Я прочел документ с начала до конца и присвистнул.
– Да уж! Аристократ из аристократов и имя у него звучное. Дарроуби Тобиас Третий! Великолепно! – Я опустил взгляд на девочку: – А ты как его называешь, Нелли?
– Тоби, – ответила она тихо. – Я его Тоби называю.
Я засмеялся.
– Ну, слава богу! Так что же с Тоби такое? Почему ты его принесла?
Откуда-то поверх голов донесся голос миссис Диммок:
– Тошнит его, мистер Хэрриот. Прямо ничего в нем не задерживается.
– Да, да, представляю. Глистов у него выгоняли?
– Да нет, вроде бы.
– Ну, так дадим ему пилюльку – и дело с концом. Но все-таки дай-ка мне его, я посмотрю.
Наши клиенты обычно удовлетворялись тем, что посылали с животным одного своего представителя, но Диммоки, естественно, двинулись за щенком всем скопом. Я шел по коридору, а за мной от стены к стене валила толпа. Смотровая у нас невелика, и я не без опаски следил, как моя многочисленная свита втискивается в нее. Однако всем хватило места, и даже миссис Паундер отвоевала себе необходимое пространство в заднем ряду, хотя ее велюровая шляпка и сбилась на сторону.
Обследование щеночка заняло больше времени, чем обычно, так как мне пришлось пролагать себе путь к термометру, а потом проталкиваться в другом направлении за стетоскопом. Но всему наступает конец.
– У него все нормально, – объявил я. – Так что неприятности только от глистов. Я дам вам пилюлю, пусть примет с самого утра.
Толпа ринулась в коридор, словно на последних минутах футбольного матча, схлынула с крыльца, и очередное нашествие Диммоков завершилось.
Оно тут же вылетело у меня из головы, поскольку ничего особо интересного не произошло. Я мог бы щенка и не осматривать – некоторая кособрюхость говорила сама за себя, – и уж никак не ожидал снова его увидеть в ближайшее время.

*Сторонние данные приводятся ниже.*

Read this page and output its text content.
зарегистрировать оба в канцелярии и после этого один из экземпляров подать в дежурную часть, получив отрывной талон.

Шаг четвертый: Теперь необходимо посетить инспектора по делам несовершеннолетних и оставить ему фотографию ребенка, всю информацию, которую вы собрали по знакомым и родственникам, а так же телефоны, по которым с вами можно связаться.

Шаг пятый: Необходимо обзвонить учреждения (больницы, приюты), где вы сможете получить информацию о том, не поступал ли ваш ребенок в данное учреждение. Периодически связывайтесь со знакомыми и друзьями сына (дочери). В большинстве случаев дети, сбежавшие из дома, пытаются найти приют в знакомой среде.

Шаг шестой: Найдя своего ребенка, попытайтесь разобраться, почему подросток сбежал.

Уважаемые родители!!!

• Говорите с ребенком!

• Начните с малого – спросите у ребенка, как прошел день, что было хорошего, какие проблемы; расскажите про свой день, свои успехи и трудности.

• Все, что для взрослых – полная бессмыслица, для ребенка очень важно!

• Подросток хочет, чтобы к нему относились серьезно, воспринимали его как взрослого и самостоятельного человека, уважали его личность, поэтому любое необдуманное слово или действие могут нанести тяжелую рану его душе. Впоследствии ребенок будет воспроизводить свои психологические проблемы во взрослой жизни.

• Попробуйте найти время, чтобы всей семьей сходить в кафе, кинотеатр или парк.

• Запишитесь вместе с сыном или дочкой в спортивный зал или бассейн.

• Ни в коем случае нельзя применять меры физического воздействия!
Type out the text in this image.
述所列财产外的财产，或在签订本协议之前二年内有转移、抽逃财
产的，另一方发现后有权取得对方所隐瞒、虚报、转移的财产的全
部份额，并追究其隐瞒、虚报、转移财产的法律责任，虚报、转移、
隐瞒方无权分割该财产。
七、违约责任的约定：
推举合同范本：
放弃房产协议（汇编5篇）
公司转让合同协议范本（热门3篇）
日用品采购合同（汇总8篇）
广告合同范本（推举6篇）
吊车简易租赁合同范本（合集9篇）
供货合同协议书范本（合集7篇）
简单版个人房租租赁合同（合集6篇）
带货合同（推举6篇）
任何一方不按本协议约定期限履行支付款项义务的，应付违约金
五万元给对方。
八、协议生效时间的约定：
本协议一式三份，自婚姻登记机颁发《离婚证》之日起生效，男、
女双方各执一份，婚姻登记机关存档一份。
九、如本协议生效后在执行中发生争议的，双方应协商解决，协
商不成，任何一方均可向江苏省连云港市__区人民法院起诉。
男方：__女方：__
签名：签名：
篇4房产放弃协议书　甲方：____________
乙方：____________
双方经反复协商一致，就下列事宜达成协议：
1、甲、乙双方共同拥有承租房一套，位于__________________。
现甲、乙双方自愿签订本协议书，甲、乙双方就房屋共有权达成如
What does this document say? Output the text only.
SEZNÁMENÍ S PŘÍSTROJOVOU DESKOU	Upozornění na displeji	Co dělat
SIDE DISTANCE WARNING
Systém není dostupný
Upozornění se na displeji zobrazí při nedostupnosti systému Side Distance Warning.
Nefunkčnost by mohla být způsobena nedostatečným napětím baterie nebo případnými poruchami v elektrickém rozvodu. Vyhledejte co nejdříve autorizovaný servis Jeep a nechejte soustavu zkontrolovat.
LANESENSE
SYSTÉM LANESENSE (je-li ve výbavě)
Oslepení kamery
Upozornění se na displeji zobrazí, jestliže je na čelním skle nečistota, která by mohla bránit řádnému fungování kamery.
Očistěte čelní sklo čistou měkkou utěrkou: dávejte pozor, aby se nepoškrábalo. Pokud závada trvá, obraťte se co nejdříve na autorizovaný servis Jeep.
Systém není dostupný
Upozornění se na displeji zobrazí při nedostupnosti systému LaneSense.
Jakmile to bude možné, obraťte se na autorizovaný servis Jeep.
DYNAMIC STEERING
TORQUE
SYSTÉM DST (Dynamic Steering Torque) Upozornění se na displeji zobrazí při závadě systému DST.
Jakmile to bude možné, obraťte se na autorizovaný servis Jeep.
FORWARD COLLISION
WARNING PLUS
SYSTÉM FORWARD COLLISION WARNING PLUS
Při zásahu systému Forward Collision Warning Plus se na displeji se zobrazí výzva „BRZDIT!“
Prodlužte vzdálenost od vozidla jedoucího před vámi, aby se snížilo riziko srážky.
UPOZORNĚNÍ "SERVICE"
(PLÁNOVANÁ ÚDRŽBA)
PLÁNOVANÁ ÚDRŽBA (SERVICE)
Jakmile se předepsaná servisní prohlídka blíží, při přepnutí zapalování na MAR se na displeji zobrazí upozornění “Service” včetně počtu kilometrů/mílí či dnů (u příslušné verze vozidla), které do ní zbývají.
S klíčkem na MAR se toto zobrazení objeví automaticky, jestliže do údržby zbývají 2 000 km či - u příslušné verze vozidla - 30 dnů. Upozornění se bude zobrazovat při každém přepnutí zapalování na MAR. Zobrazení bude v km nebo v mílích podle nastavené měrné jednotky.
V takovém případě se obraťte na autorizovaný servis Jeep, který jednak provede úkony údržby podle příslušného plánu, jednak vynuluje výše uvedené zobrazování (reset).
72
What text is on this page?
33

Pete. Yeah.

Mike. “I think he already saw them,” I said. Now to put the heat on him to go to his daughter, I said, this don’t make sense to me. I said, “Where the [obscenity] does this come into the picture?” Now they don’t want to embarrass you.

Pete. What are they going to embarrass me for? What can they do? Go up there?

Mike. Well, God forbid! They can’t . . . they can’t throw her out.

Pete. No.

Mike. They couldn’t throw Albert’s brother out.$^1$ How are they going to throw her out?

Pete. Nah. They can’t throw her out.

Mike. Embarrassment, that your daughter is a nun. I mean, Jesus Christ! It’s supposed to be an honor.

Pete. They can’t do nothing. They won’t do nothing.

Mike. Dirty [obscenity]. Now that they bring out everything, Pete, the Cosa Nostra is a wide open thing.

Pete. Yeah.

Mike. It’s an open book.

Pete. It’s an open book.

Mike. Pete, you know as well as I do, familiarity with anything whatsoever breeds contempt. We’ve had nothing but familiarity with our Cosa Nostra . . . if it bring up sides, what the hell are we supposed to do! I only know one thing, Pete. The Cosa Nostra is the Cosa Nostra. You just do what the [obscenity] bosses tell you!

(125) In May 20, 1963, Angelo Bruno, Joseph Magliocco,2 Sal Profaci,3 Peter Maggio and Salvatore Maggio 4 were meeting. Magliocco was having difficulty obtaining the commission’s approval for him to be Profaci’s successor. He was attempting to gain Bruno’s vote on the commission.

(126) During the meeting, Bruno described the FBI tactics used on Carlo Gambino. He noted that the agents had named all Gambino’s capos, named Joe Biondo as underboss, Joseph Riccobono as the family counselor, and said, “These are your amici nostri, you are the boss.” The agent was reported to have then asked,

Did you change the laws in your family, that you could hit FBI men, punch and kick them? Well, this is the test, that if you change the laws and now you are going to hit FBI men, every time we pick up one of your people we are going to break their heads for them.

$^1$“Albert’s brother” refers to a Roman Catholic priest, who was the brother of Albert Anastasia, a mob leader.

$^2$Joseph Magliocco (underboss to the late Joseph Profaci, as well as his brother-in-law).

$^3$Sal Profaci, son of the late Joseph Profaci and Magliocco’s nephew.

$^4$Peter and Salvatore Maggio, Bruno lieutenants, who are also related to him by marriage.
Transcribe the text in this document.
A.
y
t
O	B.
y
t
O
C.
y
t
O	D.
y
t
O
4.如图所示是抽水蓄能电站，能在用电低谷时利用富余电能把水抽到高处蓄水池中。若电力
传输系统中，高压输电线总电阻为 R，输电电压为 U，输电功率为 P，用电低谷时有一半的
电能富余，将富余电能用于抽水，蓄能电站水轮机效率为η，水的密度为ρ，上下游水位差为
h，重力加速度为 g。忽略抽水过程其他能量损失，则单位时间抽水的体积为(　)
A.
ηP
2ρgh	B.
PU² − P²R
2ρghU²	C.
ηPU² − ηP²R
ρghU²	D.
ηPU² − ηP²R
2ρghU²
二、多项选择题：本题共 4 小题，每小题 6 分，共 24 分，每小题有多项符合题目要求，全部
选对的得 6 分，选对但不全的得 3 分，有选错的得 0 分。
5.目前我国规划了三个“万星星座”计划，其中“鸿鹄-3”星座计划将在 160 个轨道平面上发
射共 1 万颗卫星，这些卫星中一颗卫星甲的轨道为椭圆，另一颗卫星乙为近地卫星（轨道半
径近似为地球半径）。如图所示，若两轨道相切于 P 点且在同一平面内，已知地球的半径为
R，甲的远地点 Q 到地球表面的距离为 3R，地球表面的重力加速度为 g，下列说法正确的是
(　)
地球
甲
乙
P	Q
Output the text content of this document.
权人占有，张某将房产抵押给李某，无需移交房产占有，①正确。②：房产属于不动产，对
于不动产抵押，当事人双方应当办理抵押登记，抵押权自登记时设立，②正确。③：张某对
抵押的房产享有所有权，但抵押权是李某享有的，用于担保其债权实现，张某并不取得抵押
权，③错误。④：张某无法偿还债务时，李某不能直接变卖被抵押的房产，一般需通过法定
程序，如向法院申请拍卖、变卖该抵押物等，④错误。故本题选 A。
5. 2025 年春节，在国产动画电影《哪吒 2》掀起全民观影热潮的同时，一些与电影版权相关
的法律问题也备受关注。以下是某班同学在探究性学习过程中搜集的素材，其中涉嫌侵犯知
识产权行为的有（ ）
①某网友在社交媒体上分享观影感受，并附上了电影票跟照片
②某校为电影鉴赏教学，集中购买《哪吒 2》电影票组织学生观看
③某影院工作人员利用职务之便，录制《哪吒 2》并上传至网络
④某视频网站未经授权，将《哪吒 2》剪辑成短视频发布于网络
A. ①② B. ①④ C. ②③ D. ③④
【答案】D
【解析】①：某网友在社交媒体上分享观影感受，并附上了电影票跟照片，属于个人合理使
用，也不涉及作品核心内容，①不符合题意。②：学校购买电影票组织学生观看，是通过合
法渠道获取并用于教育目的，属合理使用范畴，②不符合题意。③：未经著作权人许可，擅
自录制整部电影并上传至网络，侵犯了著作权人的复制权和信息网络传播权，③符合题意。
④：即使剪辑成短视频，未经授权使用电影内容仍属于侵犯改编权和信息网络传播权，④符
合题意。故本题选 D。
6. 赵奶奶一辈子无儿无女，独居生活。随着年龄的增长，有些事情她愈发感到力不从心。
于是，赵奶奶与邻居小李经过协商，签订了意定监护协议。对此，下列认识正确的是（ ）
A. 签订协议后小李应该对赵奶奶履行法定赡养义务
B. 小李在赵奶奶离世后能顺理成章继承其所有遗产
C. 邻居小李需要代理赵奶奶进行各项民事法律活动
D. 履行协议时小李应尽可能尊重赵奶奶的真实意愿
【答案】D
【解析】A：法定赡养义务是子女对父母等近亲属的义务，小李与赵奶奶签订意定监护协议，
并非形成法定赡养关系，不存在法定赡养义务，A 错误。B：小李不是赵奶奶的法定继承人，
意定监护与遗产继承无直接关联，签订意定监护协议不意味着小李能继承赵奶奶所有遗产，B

Но я ошибся. Неделю спустя приемная вновь оказалась битком набитой, и я опять обследовал Тоби на узкой прогалинке в смотровой. После приема моей пилюли вышло несколько глистов, но рвота не прекратилась, осталась и кособрюхость.
– Вы кормите его понемногу пять раз в день, как я велел? – спросил я на всякий случай.
Посыпались утвердительные возгласы, и я поверил. Своих животных Диммоки опекали не за страх, а за совесть. Нет, причина крылась в другом. Но в чем? Температура нормальная, легкие чистые, ни малейших симптомов при прощупывании живота. Я ничего не понимал и от отчаяния прописал нашу противокислотную микстуру. Но откуда же у маленького щенка повышенная кислотность?
Так начался период холодного отчаяния. Две-три недели я тешил себя надеждой, что все само собой образовалось, но затем приемная наводнялась Диммоками и Паундерами, и все начиналось сначала.